Governo e MP recomendam que X impeça conteúdos sexualizados gerados pelo Grok

A Autoridade Nacional de Proteção de Dados (ANPD), a Secretaria Nacional do Consumidor (Senacom) e o Ministério Público Federal (MPF) emitiram uma recomendação conjunta à plataforma X (antigo Twitter) para coibir o uso da inteligência artificial Grok na geração de conteúdos sexualizados sem consentimento. O documento, divulgado na terça-feira (20), estabelece um prazo de 30 dias para a implementação de filtros e mecanismos de controle.

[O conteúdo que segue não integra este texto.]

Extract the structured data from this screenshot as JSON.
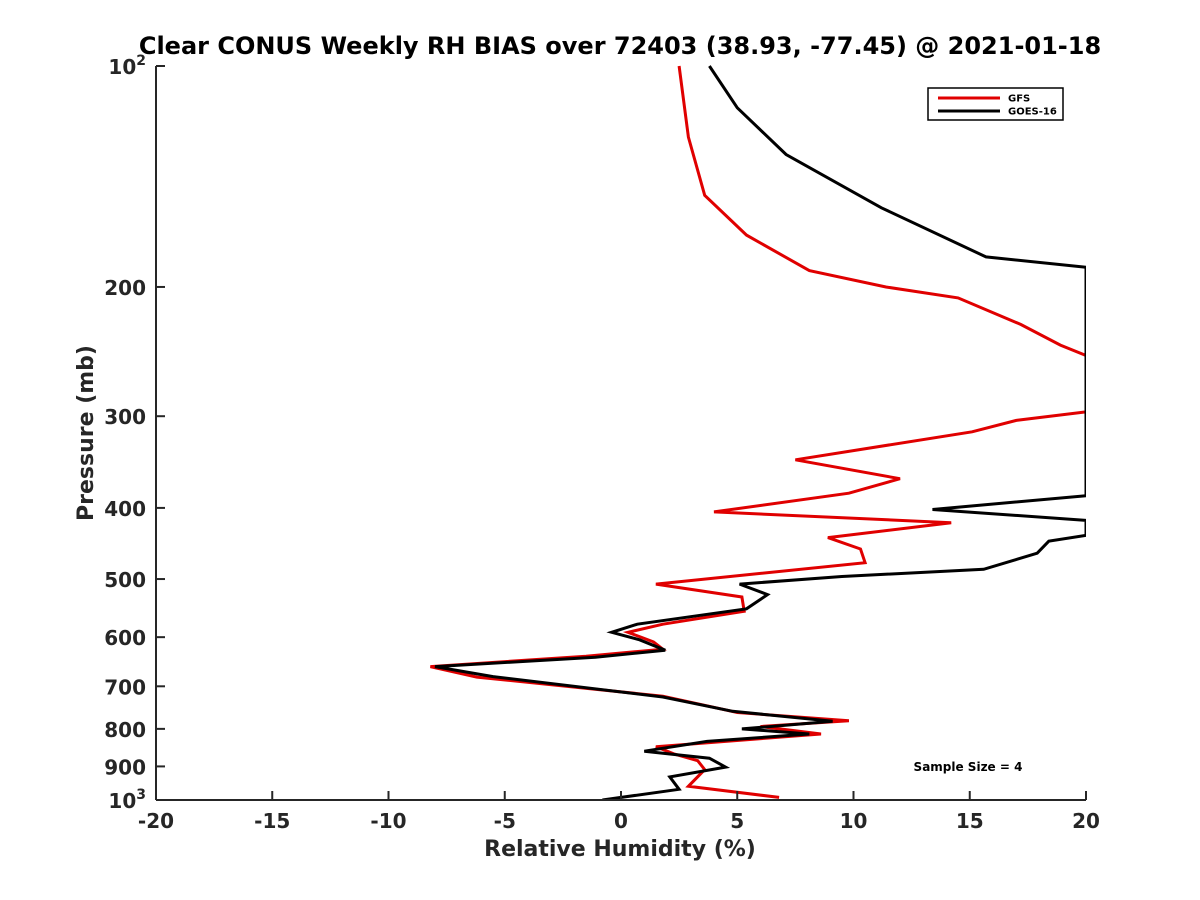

A medida responde a denúncias de usuários e reportagens que revelaram a criação de deepfakes pornográficos envolvendo pessoas reais, incluindo crianças e adolescentes, a partir de comandos de usuários na ferramenta da plataforma.

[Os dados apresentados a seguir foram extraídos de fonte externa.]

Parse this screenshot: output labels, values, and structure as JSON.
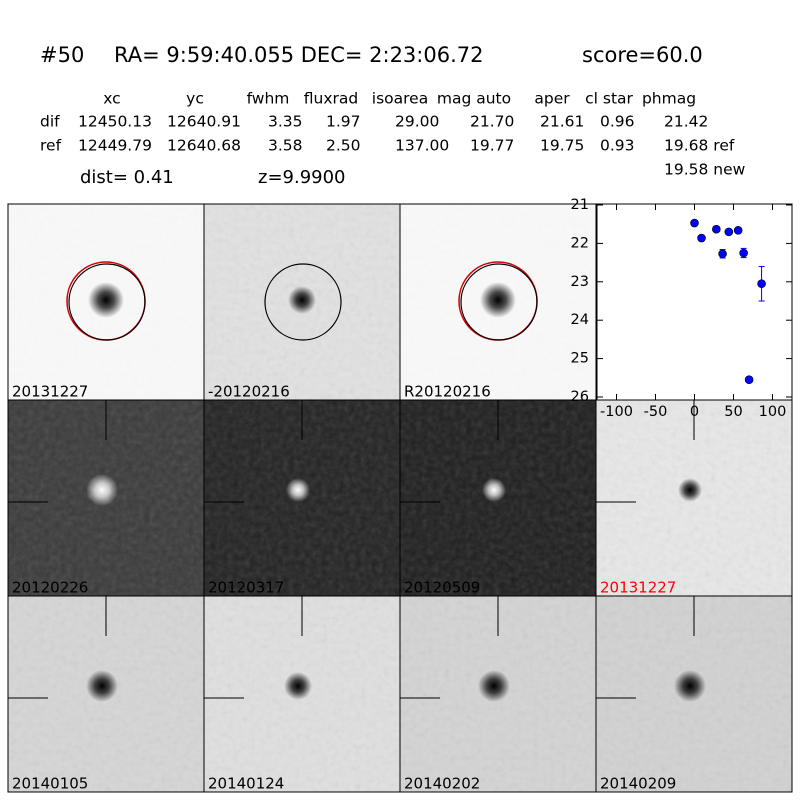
{
  "header": {
    "id": "#50",
    "coords": "RA= 9:59:40.055 DEC= 2:23:06.72",
    "score": "score=60.0"
  },
  "table": {
    "columns": [
      "xc",
      "yc",
      "fwhm",
      "fluxrad",
      "isoarea",
      "mag auto",
      "aper",
      "cl star",
      "phmag"
    ],
    "rows": [
      [
        "dif",
        "12450.13",
        "12640.91",
        "3.35",
        "1.97",
        "29.00",
        "21.70",
        "21.61",
        "0.96",
        "21.42"
      ],
      [
        "ref",
        "12449.79",
        "12640.68",
        "3.58",
        "2.50",
        "137.00",
        "19.77",
        "19.75",
        "0.93",
        "19.68 ref"
      ]
    ],
    "extra": "19.58 new"
  },
  "dist": "dist=  0.41",
  "z": "z=9.9900",
  "panels": [
    "20131227",
    "-20120216",
    "R20120216",
    "20120226",
    "20120317",
    "20120509",
    "20131227",
    "20140105",
    "20140124",
    "20140202",
    "20140209"
  ],
  "chart_data": {
    "type": "scatter",
    "x": [
      0,
      9,
      28,
      44,
      56,
      36,
      63,
      86,
      70
    ],
    "series": [
      {
        "color": "#0000ff",
        "values": [
          21.47,
          21.86,
          21.63,
          21.7,
          21.66,
          22.27,
          22.25,
          23.05,
          25.55
        ],
        "errors": [
          0.04,
          0.05,
          0.04,
          0.06,
          0.05,
          0.11,
          0.12,
          0.45,
          0.06
        ]
      }
    ],
    "xlim": [
      -125,
      125
    ],
    "ylim": [
      21,
      26
    ],
    "xticks": [
      -100,
      -50,
      0,
      50,
      100
    ],
    "yticks": [
      21,
      22,
      23,
      24,
      25,
      26
    ],
    "y_inverted": true
  }
}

As instituições determinaram que a empresa controladora do X adote providências imediatas para assegurar a proteção da dignidade humana e dos dados pessoais. Entre as principais exigências, a serem cumpridas em até 30 dias, estão: a remoção de conteúdo, por meio da criação de procedimentos técnicos e operacionais para identificar, revisar e excluir imagens e áudios sexualizados gerados pelo Grok; bloqueio imediato de perfis envolvidos na produção ou disseminação de conteúdos eróticos sintéticos; e a implementação de um mecanismo acessível e transparente para que as vítimas possam exercer seus direitos e solicitar a remoção de dados.

COAUTORIA

Um dos pontos centrais da recomendação é o entendimento de que a plataforma não atua meramente como intermediária nesses casos. Como o conteúdo é gerado por uma ferramenta de IA criada e disponibilizada pelo próprio X, os órgãos argumentam que a empresa é "coautora" das imagens sintéticas, o que afasta a proteção de irresponsabilidade prevista originalmente no artigo 19 do Marco Civil da Internet.

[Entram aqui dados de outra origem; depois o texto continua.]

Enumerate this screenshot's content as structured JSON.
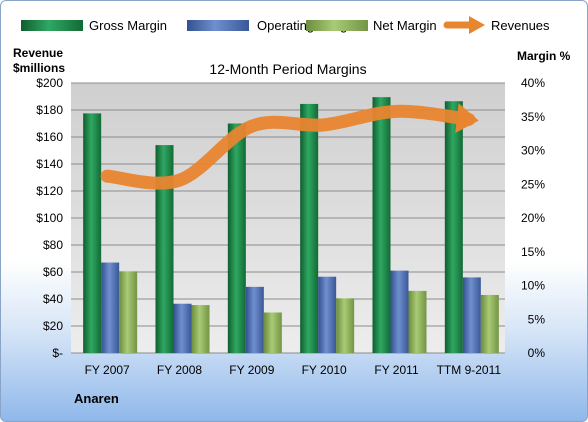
{
  "chart_data": {
    "type": "bar",
    "title": "12-Month Period Margins",
    "company": "Anaren",
    "y_left_label": [
      "Revenue",
      "$millions"
    ],
    "y_right_label": "Margin %",
    "categories": [
      "FY 2007",
      "FY 2008",
      "FY 2009",
      "FY 2010",
      "FY 2011",
      "TTM 9-2011"
    ],
    "y_left_ticks": [
      "$-",
      "$20",
      "$40",
      "$60",
      "$80",
      "$100",
      "$120",
      "$140",
      "$160",
      "$180",
      "$200"
    ],
    "y_right_ticks": [
      "0%",
      "5%",
      "10%",
      "15%",
      "20%",
      "25%",
      "30%",
      "35%",
      "40%"
    ],
    "ylim_left": [
      0,
      200
    ],
    "ylim_right": [
      0,
      40
    ],
    "grid": true,
    "legend_position": "top",
    "series": [
      {
        "name": "Gross Margin",
        "type": "bar",
        "axis": "right",
        "color": "#1e8a4a",
        "values": [
          35.5,
          30.8,
          34.0,
          36.9,
          37.9,
          37.3
        ]
      },
      {
        "name": "Operating Margin",
        "type": "bar",
        "axis": "right",
        "color": "#4f6fb3",
        "values": [
          13.4,
          7.3,
          9.8,
          11.3,
          12.2,
          11.2
        ]
      },
      {
        "name": "Net Margin",
        "type": "bar",
        "axis": "right",
        "color": "#8db35a",
        "values": [
          12.1,
          7.1,
          6.0,
          8.1,
          9.2,
          8.6
        ]
      },
      {
        "name": "Revenues",
        "type": "line",
        "axis": "left",
        "color": "#e8852f",
        "values": [
          131,
          128,
          168,
          169,
          179,
          173
        ]
      }
    ]
  }
}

As instituições destacam ainda que a conduta viola a própria política de autorregulação do X, que já proíbe nudez não consensual, mas falha em aplicar filtros rigorosos no Grok para impedir tais abusos.

REGULAÇÃO DAS PLATAFORMAS

O alerta conjunto reforça que o Supremo Tribunal Federal (STF) já reconheceu o dever de cuidado das plataformas na circulação de crimes graves. Caso as recomendações não sejam acatadas ou as medidas sejam consideradas insuficientes, a ANPD, a Senacom e o MPF afirmam que adotarão sanções administrativas e judiciais para garantir a proteção de mulheres, crianças e adolescentes brasileiros.

Até o momento, a plataforma X não se manifestou publicamente sobre o recebimento das recomendações.